Tale istanza sociale spinge verso il panpenalismo, verso una legislazione penale ipertrofica, massiccia, <<che non solo non viene respinta né messa in crisi, ma ha trovato e continua a trovare un consenso diffuso>>[7]. Una legislazione di tal genere risponde troppo spesso alla pura esigenza di rassicurazione sociale, mentre risulta di fatto incapace di offrire una reale protezione alla collettività. L’eccessiva proliferazione di leggi penali infatti mina alla base la tenuta generalpreventiva del sistema penale nel suo complesso. E il senso soggettivo di sicurezza interna, a volte momentaneamente soddisfatto dalla risposta di criminalizzazione ovvero di maggiore criminalizzazione, si allontana sempre più dal dato empirico-oggettivo rappresentato dalla sicurezza collettiva in senso stretto o obbiettiva e cioè dalla reale protezione delle potenziali vittime e dal reale tasso di tutela dei beni giuridici astrattamente protetti dall’ordinamento. Infatti, a differenza dalla seconda la prima, la sicurezza in senso lato o soggettivo, si presta ad essere manipolata, troppo spesso con intenzione, dai mass media e dalle agenzie penali attraverso di essi; sovrastimata in genere dalla collettività; sperequata in base a due criteri precisi; secondo cioè il tipo d’autore e il tipo di vittima[8].

Che la comunicazione mediale rappresenti uno dei meccanismi più incisivi di consenso artificiale è ormai un dato acquisito, ma, richiamando ancora le parole della dottrina penalistica più attenta, <<deve essere opportunamente evidenziato il “nuovo” ruolo suscitatore di consenso esercitato dai mezzi di comunicazione di massa ed in particolare dalla stampa, quotidiana e periodica>>[9], alla quale occorre aggiungere in un ruolo che appare sempre più preminente la televisione, per la capacità che essa manifesta di insinuarsi nelle pieghe della vita di ogni giorno, anche nei momenti in cui l’attenzione critica dell’ascoltatore è meno vigile. Da qui a scelte di politica criminale sempre più derivate in presa diretta dai media il passo è breve.

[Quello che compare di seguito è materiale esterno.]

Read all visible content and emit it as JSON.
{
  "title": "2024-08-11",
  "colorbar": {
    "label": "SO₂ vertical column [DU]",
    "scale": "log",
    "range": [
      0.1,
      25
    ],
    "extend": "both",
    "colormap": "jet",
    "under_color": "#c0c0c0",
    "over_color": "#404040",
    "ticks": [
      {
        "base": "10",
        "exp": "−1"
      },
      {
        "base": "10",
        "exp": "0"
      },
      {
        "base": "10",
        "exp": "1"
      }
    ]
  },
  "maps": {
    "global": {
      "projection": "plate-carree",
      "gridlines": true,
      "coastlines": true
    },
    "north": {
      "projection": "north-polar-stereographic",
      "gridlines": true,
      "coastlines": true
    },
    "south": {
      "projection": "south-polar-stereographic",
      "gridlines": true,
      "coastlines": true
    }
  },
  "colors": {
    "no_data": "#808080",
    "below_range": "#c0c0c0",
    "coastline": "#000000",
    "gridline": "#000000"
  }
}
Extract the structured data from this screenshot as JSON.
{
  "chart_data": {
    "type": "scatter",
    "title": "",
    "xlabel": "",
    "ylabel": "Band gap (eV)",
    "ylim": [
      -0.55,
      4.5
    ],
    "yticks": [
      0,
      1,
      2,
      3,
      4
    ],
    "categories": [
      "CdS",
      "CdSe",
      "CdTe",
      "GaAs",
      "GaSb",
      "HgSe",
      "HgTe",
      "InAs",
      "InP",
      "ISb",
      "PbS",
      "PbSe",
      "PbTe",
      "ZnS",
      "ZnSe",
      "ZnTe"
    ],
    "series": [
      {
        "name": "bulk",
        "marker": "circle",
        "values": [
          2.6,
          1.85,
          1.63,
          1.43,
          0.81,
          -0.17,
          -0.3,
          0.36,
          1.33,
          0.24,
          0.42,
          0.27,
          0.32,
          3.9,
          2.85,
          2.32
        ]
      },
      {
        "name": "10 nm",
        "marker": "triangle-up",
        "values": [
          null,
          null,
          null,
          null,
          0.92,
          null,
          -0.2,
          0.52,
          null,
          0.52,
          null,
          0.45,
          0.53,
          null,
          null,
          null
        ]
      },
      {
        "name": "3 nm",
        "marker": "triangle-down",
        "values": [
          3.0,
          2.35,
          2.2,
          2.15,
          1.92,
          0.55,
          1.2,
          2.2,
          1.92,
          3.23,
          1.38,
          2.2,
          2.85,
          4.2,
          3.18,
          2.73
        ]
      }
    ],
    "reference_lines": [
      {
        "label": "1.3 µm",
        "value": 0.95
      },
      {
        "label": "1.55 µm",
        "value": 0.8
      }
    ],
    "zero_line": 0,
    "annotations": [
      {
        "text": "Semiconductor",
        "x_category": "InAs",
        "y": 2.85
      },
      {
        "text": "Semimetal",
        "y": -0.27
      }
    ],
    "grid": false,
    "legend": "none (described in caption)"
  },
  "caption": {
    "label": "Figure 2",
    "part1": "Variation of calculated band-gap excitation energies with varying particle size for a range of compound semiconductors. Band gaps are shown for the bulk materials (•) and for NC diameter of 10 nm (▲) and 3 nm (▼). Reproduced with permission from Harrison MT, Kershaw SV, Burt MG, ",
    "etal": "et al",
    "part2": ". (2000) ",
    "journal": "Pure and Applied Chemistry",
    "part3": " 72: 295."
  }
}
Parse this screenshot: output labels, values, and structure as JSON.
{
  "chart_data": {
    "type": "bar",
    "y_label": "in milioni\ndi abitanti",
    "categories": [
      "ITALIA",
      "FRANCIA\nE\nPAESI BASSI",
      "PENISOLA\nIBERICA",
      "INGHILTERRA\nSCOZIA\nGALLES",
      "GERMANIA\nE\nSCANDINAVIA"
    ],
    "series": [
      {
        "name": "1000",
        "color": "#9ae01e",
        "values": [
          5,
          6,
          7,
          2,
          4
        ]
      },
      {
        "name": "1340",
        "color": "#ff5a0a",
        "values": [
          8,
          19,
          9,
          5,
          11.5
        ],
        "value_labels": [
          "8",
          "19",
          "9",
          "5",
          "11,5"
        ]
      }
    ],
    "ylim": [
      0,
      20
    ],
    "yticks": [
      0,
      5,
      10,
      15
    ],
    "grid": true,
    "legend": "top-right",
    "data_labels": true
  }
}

  Quanto alla sfiducia circa l’effettività del sistema punitivo, essa si sostiene sull’idea che la pena colpisce casualmente, dunque solo i più “sfortunati”, i quali cadono nelle maglie della giustizia penale in funzione di capro espiatorio di un sistema inefficiente. Tale sfiducia da un lato si mette in evidenza nei settori in cui il diritto penale è diventato ipertrofico, dove cioè da extrema ratio si trasforma in <<tecnica normale di governo e di controllo di qualsivoglia fenomeno sociale>>[10],  dall’altro inibisce la propensione alla denuncia da parte delle vittime del reato, come importanti ricerche criminologiche hanno dimostrato[11]. Ma se il privato non attiva l’apparato sanzionatorio, la minaccia della pena rimane sostanzialmente ineffettiva, con la conseguenza di un’elevata cifra oscura dei crimini, cioè della criminalità sommersa, di quella che non viene allo scoperto e dunque non perseguita.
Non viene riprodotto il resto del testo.